Abraham Mitchell Woolsey was born in Weber county, Utah (near Ogden) in 1854 - not that long after the first settlers in Utah. His father, Thomas Woolsey, was an amazing man, but a bit off-the-wall. Kind of a Porter Rockwell type - did the Mormon Battalion, was one of the first settlers into the SL Valley, had at least 6 wives and 28 children... Abraham married first at age 19 (to 16 yr old Susan Black) in Fillmore, Utah, but she and their baby died in childbirth that year. Four years later he married Dianah Rebecca Radford, daughter of John Whitlock and Rachel Leah Smith Radford. They had 8 children, including my grandmother, Leah Anne Woolsey. Diannah died when she was only 54. Abraham was a farmer - he owned 160 acres out near Ririe in Bonneville county. Probably very near the cemetery where he is buried. My cousin Phyllis Wardle Higley recalls meeting him as a child after he had a series of strokes in his older age and was in a wheel chair, with impaired speech. He had gorgous white curly hair and long white beard. His granddaughter Venda Brown Castleberry wrote a prize winning story for the Relief Society that tells of him.
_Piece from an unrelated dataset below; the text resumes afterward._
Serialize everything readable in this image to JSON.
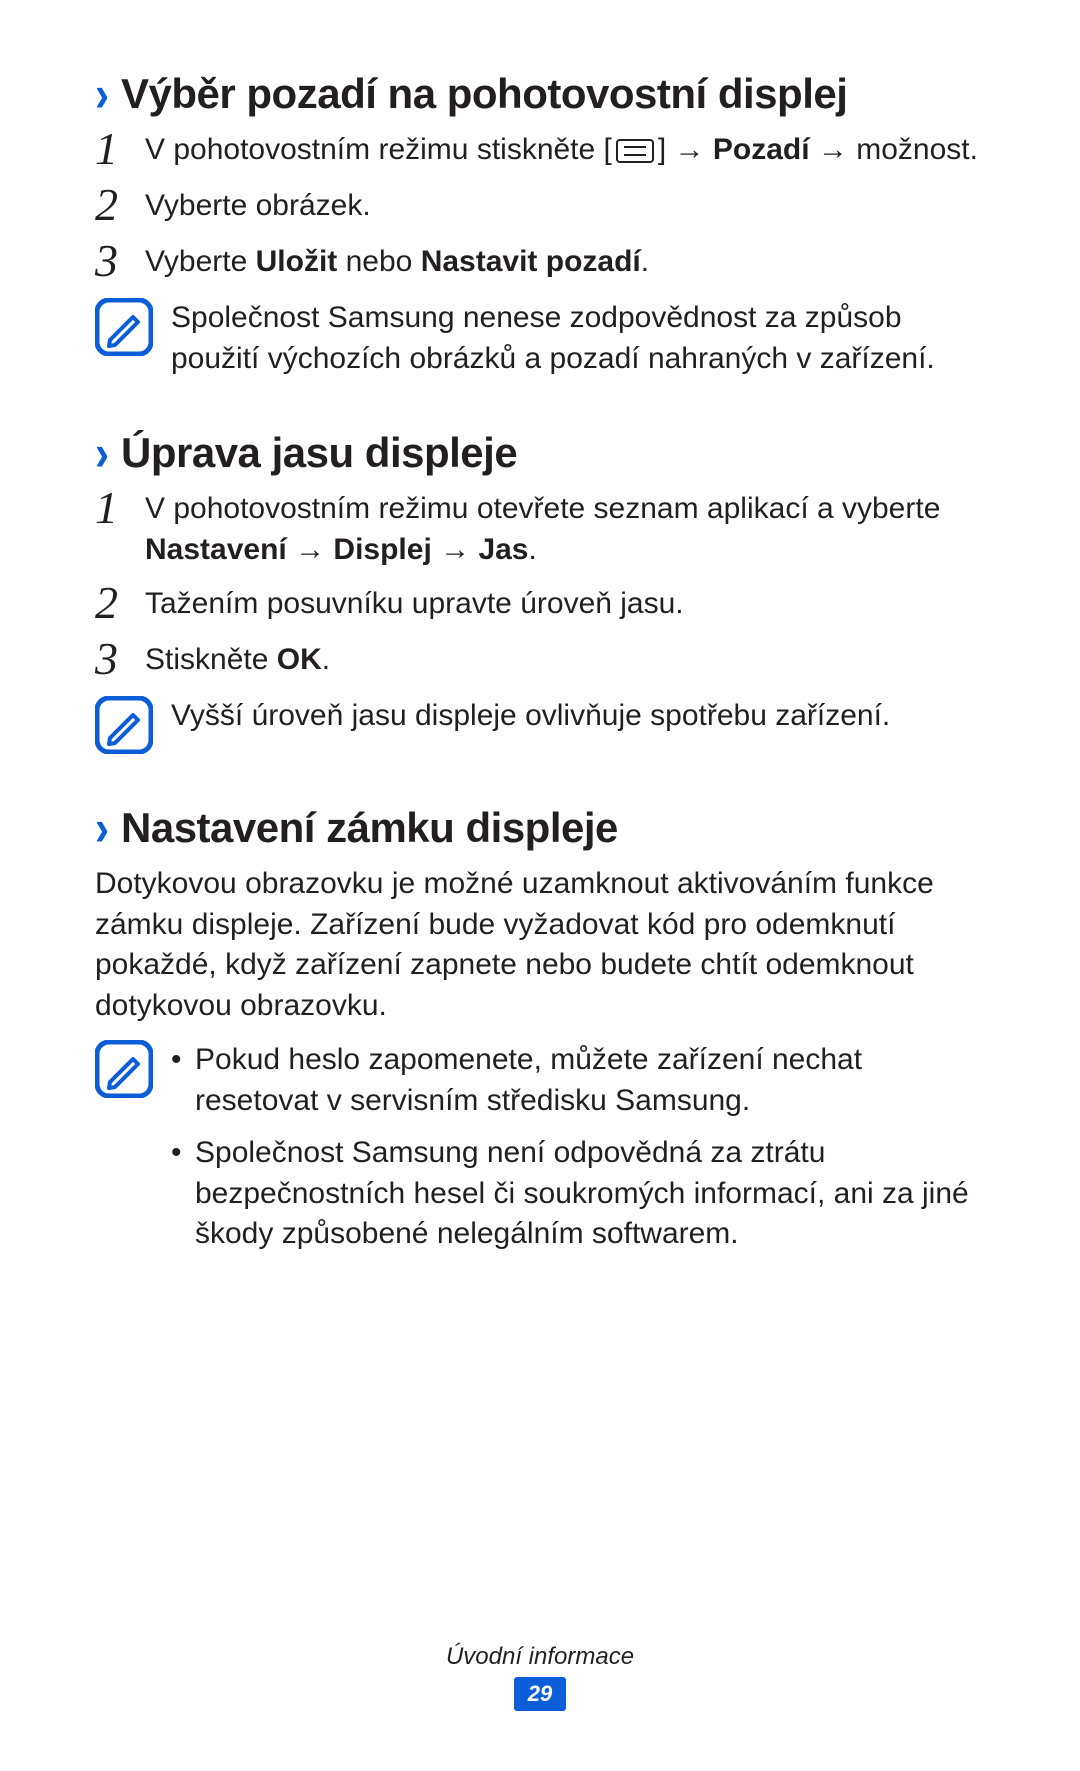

A .pdf copy is linked... 

 

 

 

 

 

 

Moroni Miner was born in Kirtland, Ohio in 1835, during the earliest days of the Mormon Church. His parents, Albert and Tamma Durfee Miner,  were baptized in 1831 and 1832. Tamma's parents were also early converts; Albert's were not. Moroni was blessed by the Prophet Joseph Smith as a baby. The family moved to Nauvoo about 1840 (Moroni was about 5) , where they lived until the Saints were forced to leave around 1846 (Moroni was about 11). In 1848 his father died in central Iowa and his mother Tamma and the children continued on to Winter Quarters and then to the Salt Lake Valley in 1850, when Moroni was 15. At age  The family moved to Springville in 1851. Moroni and his brothers helped their step-father do carpentry and cabinet work, helped in building the fort around the town, hauled freight to and from the Missouri River, worked on the transcontinental railroad construction through Utah, and fought in the Black Hawk Indian Wars. At age 25 he married 15-year-old Nancy Elizabeth Chase, daughter of Solomon and Lydia Thorn Chase. They raised 10 of their 15 children to maturity. Moroni farmed and raised stock. In 1893, when their youngest child was four years old, he served a mission to the Southern States. Nancy died at age 82 in 1928, but Moroni lived past his 100th birthday.

 

 

Simon Eugene Dalton was born in Centerville, Utah near Ogden in 1852. His parents, Simon Cooker and Elnora Lucretia Warner Dalton, had migrated to the Salt Lake Valley in 1849 in the Silas Richards' Company, which counted about 100 wagons. He married Elizabeth Jane Huntington, daughter of Oliver Boardman and Hannah Mendenhall Sanders Huntington, in 1877; he was 24 and she was 18. He spent most of his life farming in the Springville-Mapleton area. He and his wife had 7 children, only one of which died as a baby. My grandmother Hannah Elnora "Ella" Dalton Miner was the eldest of their children. The first four were girls, and they were required to help with the stock and farming just as if they were boys. She died of a heart attack at age 65 in 1924; he died at 81 in 1933. He had been part of the original Springville 2nd Ward Bishopric for 12 years.